Greetings earthlings. If a dielectric in a capacitor doesn't allow current to flow, how does c2 in circuit drawing get electron buildup on its negative plate? Furthermore, why do not both c1 and c2 build up a voltage equal to the source? Wahtinga (thank you for your help)

 

C1 and C2 are in series, thus acting like a higher voltage cap. The capacitance stays the same but the voltage is added together.

The 12 volts is essentially across one large capacitor rather than two independent caps. If you were to measure the voltage from negative to the center of the two caps you should find half the voltage (6V).

Two capacitors in parallel adds up the capacitance but not the voltage.

 

The dielectric does not allow current to flow "thru" the cap, it does not prevent current from flowing in or out of the cap.

 

C1 and C2 are in series, thus acting like a higher voltage cap.
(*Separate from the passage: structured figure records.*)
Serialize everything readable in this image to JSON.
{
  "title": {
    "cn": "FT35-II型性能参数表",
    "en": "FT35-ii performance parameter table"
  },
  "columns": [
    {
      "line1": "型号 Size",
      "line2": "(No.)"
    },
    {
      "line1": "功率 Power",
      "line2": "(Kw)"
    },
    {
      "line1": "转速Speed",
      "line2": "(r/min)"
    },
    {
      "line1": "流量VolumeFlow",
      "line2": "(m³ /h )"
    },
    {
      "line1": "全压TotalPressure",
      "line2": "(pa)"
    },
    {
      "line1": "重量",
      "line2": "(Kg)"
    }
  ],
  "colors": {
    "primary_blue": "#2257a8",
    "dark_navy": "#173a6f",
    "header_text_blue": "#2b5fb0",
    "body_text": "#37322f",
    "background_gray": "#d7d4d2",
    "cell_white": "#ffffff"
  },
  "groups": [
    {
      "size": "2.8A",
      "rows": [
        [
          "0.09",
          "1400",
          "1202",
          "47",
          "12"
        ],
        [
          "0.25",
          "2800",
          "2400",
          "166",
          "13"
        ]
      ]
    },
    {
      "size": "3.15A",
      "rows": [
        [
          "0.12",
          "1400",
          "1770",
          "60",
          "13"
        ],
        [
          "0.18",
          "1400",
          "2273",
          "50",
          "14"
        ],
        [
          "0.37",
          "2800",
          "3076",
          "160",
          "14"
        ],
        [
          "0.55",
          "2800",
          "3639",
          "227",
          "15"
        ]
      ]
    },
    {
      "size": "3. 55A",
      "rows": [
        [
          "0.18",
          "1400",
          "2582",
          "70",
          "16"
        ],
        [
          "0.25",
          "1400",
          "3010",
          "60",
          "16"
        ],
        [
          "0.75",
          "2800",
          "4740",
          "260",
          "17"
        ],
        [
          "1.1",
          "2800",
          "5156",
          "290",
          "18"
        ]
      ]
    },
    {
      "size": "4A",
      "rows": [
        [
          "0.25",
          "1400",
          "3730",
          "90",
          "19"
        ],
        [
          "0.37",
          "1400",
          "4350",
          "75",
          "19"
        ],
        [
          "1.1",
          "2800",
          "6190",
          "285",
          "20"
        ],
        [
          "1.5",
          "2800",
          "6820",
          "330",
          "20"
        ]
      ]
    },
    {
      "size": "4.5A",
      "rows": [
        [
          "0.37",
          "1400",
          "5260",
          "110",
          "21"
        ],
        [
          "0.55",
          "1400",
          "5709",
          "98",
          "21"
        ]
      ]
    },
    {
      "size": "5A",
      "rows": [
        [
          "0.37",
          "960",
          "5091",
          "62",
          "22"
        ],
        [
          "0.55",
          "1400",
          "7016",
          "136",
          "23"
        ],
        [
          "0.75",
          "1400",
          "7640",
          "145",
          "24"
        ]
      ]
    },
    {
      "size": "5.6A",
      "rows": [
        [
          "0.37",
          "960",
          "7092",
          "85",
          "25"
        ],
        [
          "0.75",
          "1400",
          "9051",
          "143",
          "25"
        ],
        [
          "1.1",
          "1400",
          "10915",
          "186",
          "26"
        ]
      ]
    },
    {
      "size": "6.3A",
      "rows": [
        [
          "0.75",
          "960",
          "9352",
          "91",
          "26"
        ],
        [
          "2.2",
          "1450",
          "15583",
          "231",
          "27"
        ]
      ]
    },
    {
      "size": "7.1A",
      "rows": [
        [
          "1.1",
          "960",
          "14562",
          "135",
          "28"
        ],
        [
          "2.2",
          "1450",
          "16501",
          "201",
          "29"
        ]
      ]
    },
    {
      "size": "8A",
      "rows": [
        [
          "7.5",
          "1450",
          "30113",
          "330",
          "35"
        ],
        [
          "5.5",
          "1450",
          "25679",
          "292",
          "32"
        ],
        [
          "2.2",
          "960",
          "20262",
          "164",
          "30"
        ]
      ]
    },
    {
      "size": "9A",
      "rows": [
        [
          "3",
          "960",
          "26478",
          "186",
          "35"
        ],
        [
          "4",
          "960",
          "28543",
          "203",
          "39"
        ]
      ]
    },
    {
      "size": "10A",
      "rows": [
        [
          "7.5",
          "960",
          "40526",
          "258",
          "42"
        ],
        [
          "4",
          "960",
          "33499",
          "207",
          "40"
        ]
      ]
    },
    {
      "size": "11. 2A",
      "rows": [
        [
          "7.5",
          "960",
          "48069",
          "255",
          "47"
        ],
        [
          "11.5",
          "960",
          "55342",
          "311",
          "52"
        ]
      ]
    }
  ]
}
The capacitance stays the same but the voltage is added together.

In series, Capacitance stays the same?

 

Capacitance stays the same?

Have I got that wrong?

Thought that two 10µF caps in parallel equaled 20µF but the voltage stayed the same whereas two of them in series adds to their voltage capability without changing the capacitance. Feel free to correct me if I'm wrong. Better to admit ignorance and learn from it than to refuse to learn and remain ignorant.

 

When adding together, i.e capacitors in series, the reciprocal ( 1/C ) of the individual capacitors are all added together,

 

Two 10μF capacitors in series become 5μF.
The equivalent capacitance is calculated the same way as resistances in parallel.

1/Ceq = 1/C1 + 1/C2

In theory, the voltage is shared between the two capacitors. In practice, the inner voltage can be anything depending on the leakage in each capacitor.

 

This is a good video that explains the whole thing.
https://www.khanacademy.org/science.../circuits-with-capacitors/v/capacitors-series.

 

Greetings earthlings. If a dielectric in a capacitor doesn't allow current to flow, how does c2 in circuit drawing get electron buildup on its negative plate? Furthermore, why do not both c1 and c2 build up a voltage equal to the source? Wahtinga (thank you for your help)

The electric field between the capacitor plates store the electrical energy needed to 'push' current around the DC circuit until the separated charge potential at each capacitor are in equilibrium.